Microgreens have taken the culinary world by storm recently, and there is no looking back. These tiny bundles of germinated vegetables contain powerful antioxidants that can positively affect your health. Because they are fragile and therefore expensive, many home gardeners have begun to grow microgreens at home. Because microgreens grow for such a short time and are so fragile to begin with, choosing and carefully storing the seeds themselves is of the utmost importance.
Important Points on Seed Purchase
Even as microgreens themselves are fragile, the seeds are even more so. Because of the short growing time and the fact that the seeds are sown so close together, assuring you have quality seeds is integral to producing a healthy harvest. Here are some important tips to ensure a healthy harvest:
- Buy your seeds from a reputable garden seed store. Go to the professionals to ensure you are getting quality seeds.

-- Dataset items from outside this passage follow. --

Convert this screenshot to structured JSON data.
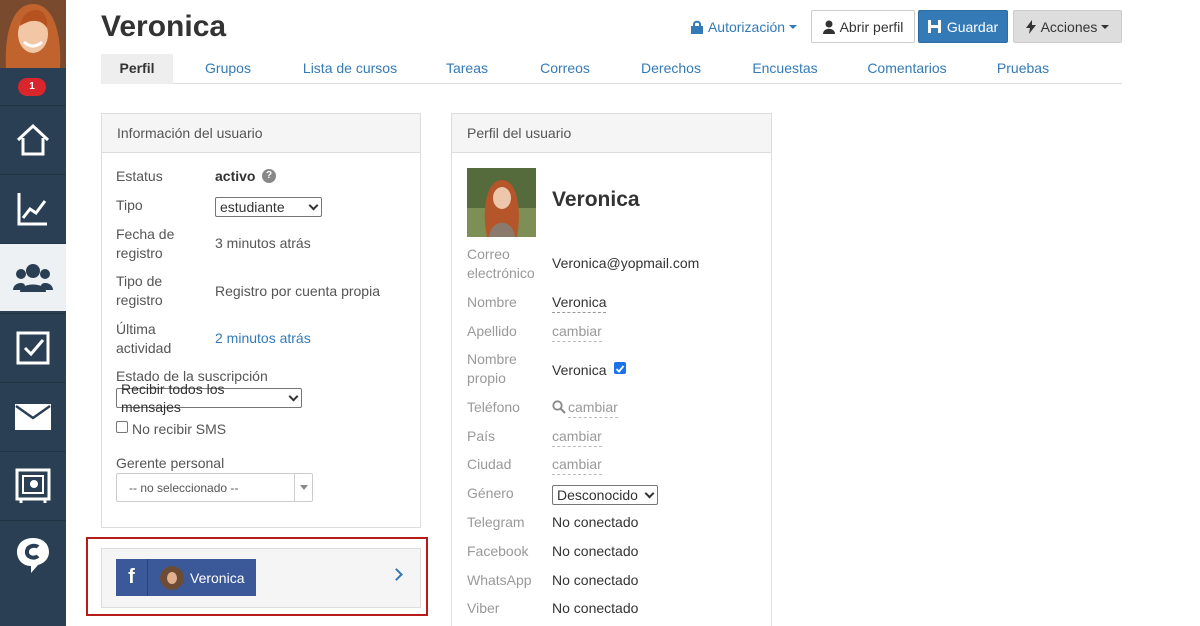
{
  "sidebar": {
    "badge": "1",
    "items": [
      {
        "icon": "home-icon"
      },
      {
        "icon": "chart-icon"
      },
      {
        "icon": "users-icon"
      },
      {
        "icon": "tasks-icon"
      },
      {
        "icon": "mail-icon"
      },
      {
        "icon": "safe-icon"
      },
      {
        "icon": "chat-icon"
      }
    ]
  },
  "header": {
    "title": "Veronica",
    "auth_label": "Autorización",
    "open_profile_label": "Abrir perfil",
    "save_label": "Guardar",
    "actions_label": "Acciones"
  },
  "tabs": [
    "Perfil",
    "Grupos",
    "Lista de cursos",
    "Tareas",
    "Correos",
    "Derechos",
    "Encuestas",
    "Comentarios",
    "Pruebas"
  ],
  "user_info": {
    "title": "Información del usuario",
    "status_label": "Estatus",
    "status_value": "activo",
    "type_label": "Tipo",
    "type_value": "estudiante",
    "reg_date_label_1": "Fecha de",
    "reg_date_label_2": "registro",
    "reg_date_value": "3 minutos atrás",
    "reg_type_label_1": "Tipo de",
    "reg_type_label_2": "registro",
    "reg_type_value": "Registro por cuenta propia",
    "last_activity_label_1": "Última",
    "last_activity_label_2": "actividad",
    "last_activity_value": "2 minutos atrás",
    "subscription_label": "Estado de la suscripción",
    "subscription_value": "Recibir todos los mensajes",
    "no_sms_label": "No recibir SMS",
    "manager_label": "Gerente personal",
    "manager_value": "-- no seleccionado --"
  },
  "facebook": {
    "name": "Veronica"
  },
  "user_profile": {
    "title": "Perfil del usuario",
    "name": "Veronica",
    "email_label_1": "Correo",
    "email_label_2": "electrónico",
    "email_value": "Veronica@yopmail.com",
    "first_name_label": "Nombre",
    "first_name_value": "Veronica",
    "last_name_label": "Apellido",
    "last_name_value": "cambiar",
    "own_name_label_1": "Nombre",
    "own_name_label_2": "propio",
    "own_name_value": "Veronica",
    "phone_label": "Teléfono",
    "phone_value": "cambiar",
    "country_label": "País",
    "country_value": "cambiar",
    "city_label": "Ciudad",
    "city_value": "cambiar",
    "gender_label": "Género",
    "gender_value": "Desconocido",
    "telegram_label": "Telegram",
    "telegram_value": "No conectado",
    "facebook_label": "Facebook",
    "facebook_value": "No conectado",
    "whatsapp_label": "WhatsApp",
    "whatsapp_value": "No conectado",
    "viber_label": "Viber",
    "viber_value": "No conectado"
  },
  "colors": {
    "sidebar": "#2a3f54",
    "link": "#337ab7",
    "primary": "#337ab7",
    "badge": "#d9262c",
    "facebook": "#3b5998",
    "highlight": "#b71c1c"
  }
}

- Purchase untreated or organic microgreen seeds. Most seeds are treated with fungicides and pesticides that will affect the taste and growth of your tiny microgreens.
- Consider the date of harvest to buy fresh seeds. You must sow them before they are five years old.
- Choose seeds that have a germination rate above 90%.
- Although more expensive, buy packets of seeds to determine what type works well for you. When you are satisfied with the variety you have chosen, you can buy them in bulk.
Key Facts About Storage
Why is storage so important? Untreated seeds are especially susceptible to mold. If a small percentage of your microgreen seeds are moldy, this will exponentially affect the rest of the seeds, rendering a ruined crop.
There are two keys to growing healthy microgreens when it comes to your seeds, the measure of their viability and their vigor. Both of these characteristics are very dependent on how the seeds are stored before you plant them.
- Viability is the seed’s ability to germinate, and how successfully that can happen.
- Vigor refers to the health and strength of the seeds themselves.
Best Storage Methods
In order to maintain viability and vigor, you need to store the seeds in a cool dry place, away from humidity and bright lights. Refrigerators are the go-to storage place for many home gardeners. Root cellars, wine cellars, and other cold storage would make good places to store seeds as well.
So what type of container should seeds be placed in before you store them in the refrigerator? Seeds are very particular about how they are stored in order to maintain their quality. One popular and useful method is to choose glass containers for your seeds.
- First, empty the seeds from their original container and packaging.
- Pour seeds into a dry, airtight glass container, preferably with gasket rings.
- Make sure the gaskets are not old and brittle.
- Tighten the lid securely and put the jar in the cool dry place of your choice.
Vacuum Sealed Plastic Bags
Although normal plastic bags are not a good way to store microgreen seeds, there are bags on the market that you can seal yourself at home in a cryovac fashion. These will maintain an airtight seal for your seeds.
- Take your seeds from the original packaging.
- Pour seeds into the special bag and ensure that you remove all the air with the vacuum food storage machine.
- Check for leaks by trying to smell the product through the bag. If you can smell it the bag is not airtight.
Labeling the Containers
No matter which storage method you choose, one important key is that you need to label the seeds so you know what you are growing.
- Include the name of the seed because they all tend to look alike.
- Include the date of harvest since you cannot use seeds after five years.
- Include the company where you purchased seeds so you can replenish your supply when you run low.
- One technique to ensure you have the correct information is to trim the original information from the packaging and affix it to the jar or bag itself.
Let’s face it. Your harvest will not be ideal if you don’t take the time to take care of your seeds properly. Storing your seeds away from humidity and light, and in an airtight container, will earn you the best possible harvest and keep the mold spores from invading your harvest.